Administrados por via
oral, venosa ou subcutânea, os remédios são aprovados e regulados pela Agência
Nacional de Vigilância Sanitária (ANVISA). “Os imunoterápicos são medicações
que possuem diferentes mecanismos de ação, alguns estimulam o sistema imunológico
do corpo de uma forma muito geral, enquanto outros ajudam o sistema imunológico
a atacar especificamente as células cancerígenas. Ou seja, eles auxiliam no
combate da doença”, explica a oncologista do Hcan, Dra. Regina Hercules Vidal.
Nas últimas décadas,
a imunoterapia tem tido um papel muito importante no combate a doença metastática
e como prevenção de retorno porque modificou condutas médicas e aumentou a
sobrevida dos pacientes. “Sem dúvida é um grande avanço da medicina no
tratamento do melanoma, câncer renal, câncer de pulmão, câncer de mama,
câncer colorretal, câncer de próstata, câncer de ovário e, recentemente,
no Congresso Americano de Oncologia Clínica (ASCO), foi apresentado resultado
positivo em um grupo selecionado de pacientes com câncer de pâncreas”, conta a
oncologista do Hcan.
Duração do tratamento
A duração
da imunoterapia dependerá da eficácia no combate ao câncer e da tolerância da
pessoa ao tratamento. Estudos mostram que elas têm sido usadas por até dois
anos, mas o tempo ideal ainda não foi estabelecido.
O procedimento sempre
deve ser feito em Clinicas Oncológicas, com profissionais habilitados e
treinados para evitar efeitos colaterais que se não identificados e
tratados de forma eficaz podem causar outros problemas ao paciente.

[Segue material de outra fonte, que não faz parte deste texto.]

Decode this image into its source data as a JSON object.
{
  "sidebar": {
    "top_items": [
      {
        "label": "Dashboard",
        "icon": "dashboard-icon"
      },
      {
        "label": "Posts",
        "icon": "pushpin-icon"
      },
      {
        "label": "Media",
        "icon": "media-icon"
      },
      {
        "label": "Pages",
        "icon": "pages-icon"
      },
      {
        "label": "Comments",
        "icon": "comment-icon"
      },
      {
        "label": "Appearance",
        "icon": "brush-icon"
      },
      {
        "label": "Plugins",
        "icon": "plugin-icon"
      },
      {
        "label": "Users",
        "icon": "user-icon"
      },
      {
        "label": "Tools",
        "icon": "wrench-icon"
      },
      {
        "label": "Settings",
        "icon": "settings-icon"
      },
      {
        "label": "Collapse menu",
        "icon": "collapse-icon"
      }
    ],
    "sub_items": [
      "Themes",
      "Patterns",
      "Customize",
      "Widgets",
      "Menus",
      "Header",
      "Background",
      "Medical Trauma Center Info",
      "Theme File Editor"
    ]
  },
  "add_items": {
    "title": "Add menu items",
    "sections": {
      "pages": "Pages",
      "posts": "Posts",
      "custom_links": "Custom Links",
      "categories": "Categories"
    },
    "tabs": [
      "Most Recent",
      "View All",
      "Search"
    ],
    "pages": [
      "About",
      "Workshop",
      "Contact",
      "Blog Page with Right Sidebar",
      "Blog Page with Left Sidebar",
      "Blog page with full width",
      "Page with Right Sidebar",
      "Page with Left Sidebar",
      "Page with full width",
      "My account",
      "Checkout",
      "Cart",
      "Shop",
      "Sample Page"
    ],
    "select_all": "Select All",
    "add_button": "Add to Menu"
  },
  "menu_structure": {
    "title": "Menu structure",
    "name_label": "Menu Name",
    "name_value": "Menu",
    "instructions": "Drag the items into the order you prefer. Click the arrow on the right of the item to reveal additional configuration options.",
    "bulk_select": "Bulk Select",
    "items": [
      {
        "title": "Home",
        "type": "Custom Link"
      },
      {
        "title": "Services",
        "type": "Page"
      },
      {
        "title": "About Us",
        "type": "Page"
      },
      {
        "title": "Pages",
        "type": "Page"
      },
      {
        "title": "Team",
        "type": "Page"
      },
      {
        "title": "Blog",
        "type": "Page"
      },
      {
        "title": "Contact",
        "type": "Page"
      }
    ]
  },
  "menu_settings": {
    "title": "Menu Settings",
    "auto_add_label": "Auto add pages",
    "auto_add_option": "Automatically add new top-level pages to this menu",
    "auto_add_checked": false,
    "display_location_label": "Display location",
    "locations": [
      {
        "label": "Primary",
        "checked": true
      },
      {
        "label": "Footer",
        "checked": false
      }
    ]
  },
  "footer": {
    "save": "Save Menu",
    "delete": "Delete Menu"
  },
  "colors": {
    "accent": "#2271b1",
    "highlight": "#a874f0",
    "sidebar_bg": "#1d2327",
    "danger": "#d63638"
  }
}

Diferença entre os tratamentos contra o câncer
Quimioterapia - Introduz compostos químicos,
os quimioterápicos, na circulação sanguínea para combater o câncer.
Radioterapia –Tratamento local capaz de
destruir células tumorais utilizando um feixe de radiações ionizantes na área
em que o tumor está. O
tratamento é local na área do tumor primário.
Imunoterapia - Combate o tumor utilizando o
próprio sistema de defesa do organismo para atacar as células do câncer.